Iran formally submitted its response to a US peace proposal on May 10, delivered through Pakistani mediators, as the two nations navigate an escalating conflict that has disrupted global energy flows and sent ripples through crypto markets.
Iranian Foreign Ministry spokesperson Esmaeil Baghaei confirmed the submission. Iran’s state-run IRNA news agency offered a single framing line for the talks: they are “focused exclusively on the cessation of hostilities in the region.”
What’s on the table
The US proposal aims to accomplish three things: halt active hostilities, reopen the Strait of Hormuz, and address concerns about Iran’s nuclear program. Washington’s counter-proposal was itself a response to Iran’s earlier 14-point plan, with back-and-forth discussions ongoing since at least May 7. Secretary of State Marco Rubio said on May 9 that a response was expected imminently, with President Trump suggesting they would “soon know” whether Iran was stalling.
Iranian officials including Ali Safari and Abbas Araqchi have publicly prioritized the cessation of hostilities and reopening the Hormuz corridor, but the Islamic Revolutionary Guard Corps struck a harder tone. The IRGC warned of retaliation against what it characterized as a US blockade.
The US struck at least two Iranian tankers on May 9, one day before Iran’s reply. Iran has claimed it could endure a potential blockade for three to four months, a figure reportedly based on US intelligence assessments.

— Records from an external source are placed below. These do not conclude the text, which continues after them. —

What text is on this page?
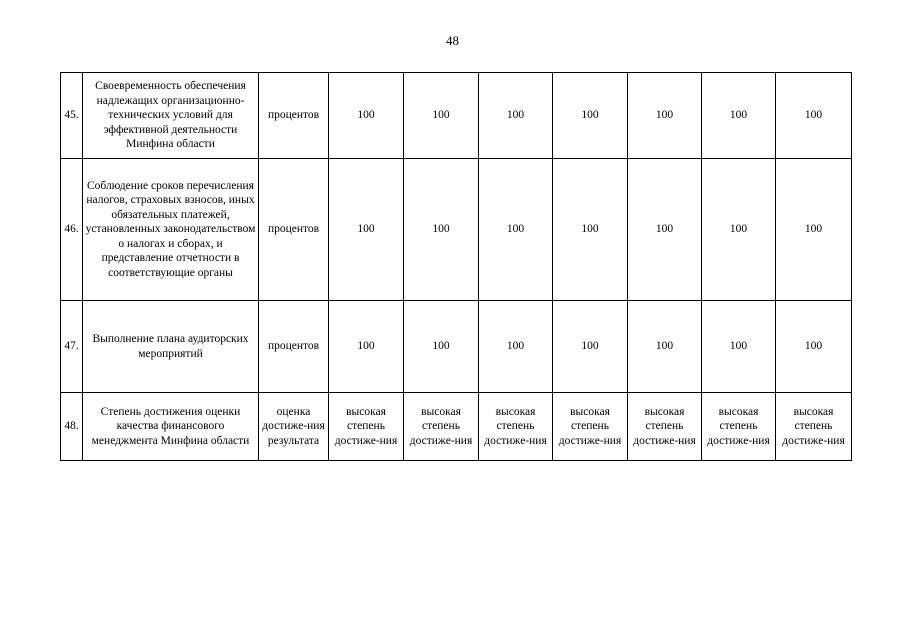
48
45.	Своевременность обеспечения надлежащих организационно-технических условий для эффективной деятельности Минфина области	процентов	100	100	100	100	100	100	100
46.	Соблюдение сроков перечисления налогов, страховых взносов, иных обязательных платежей, установленных законодательством о налогах и сборах, и представление отчетности в соответствующие органы	процентов	100	100	100	100	100	100	100
47.	Выполнение плана аудиторских мероприятий	процентов	100	100	100	100	100	100	100
48.	Степень достижения оценки качества финансового менеджмента Минфина области	оценка достиже-ния результата	высокая степень достиже-ния	высокая степень достиже-ния	высокая степень достиже-ния	высокая степень достиже-ния	высокая степень достиже-ния	высокая степень достиже-ния	высокая степень достиже-ния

Why crypto traders are watching the Strait of Hormuz
Roughly a fifth of the world’s daily oil supply passes through the Strait of Hormuz. Bitcoin has shown a notable pattern during this conflict: dips in BTC price have correlated with specific naval skirmishes in the region, while broader upward pressure has built as traders treat Bitcoin as a hedge against geopolitical instability.
Rising energy costs also have a direct mechanical impact on crypto. Higher electricity prices squeeze mining margins, particularly for Bitcoin miners operating on thin profitability. Prolonged Hormuz disruptions could force less efficient mining operations offline, concentrating hashrate among operators with access to cheap renewable energy or fixed-rate power contracts.
Peace versus prolonged conflict: two very different market scenarios
If peace talks gain genuine traction and the Strait of Hormuz reopens to normal traffic, energy prices should stabilize, reducing volatility for energy-linked digital assets and removing the geopolitical risk premium that has supported Bitcoin’s safe-haven narrative. If conflict continues or escalates, Bitcoin could move as much as five percent in either direction on a single headline about a missile strike or a tanker seizure.
Iran’s stated ability to endure a three-to-four-month blockade sets an implicit timeline for how long this elevated volatility regime could persist, with knock-on effects across crypto markets potentially extending well into the summer.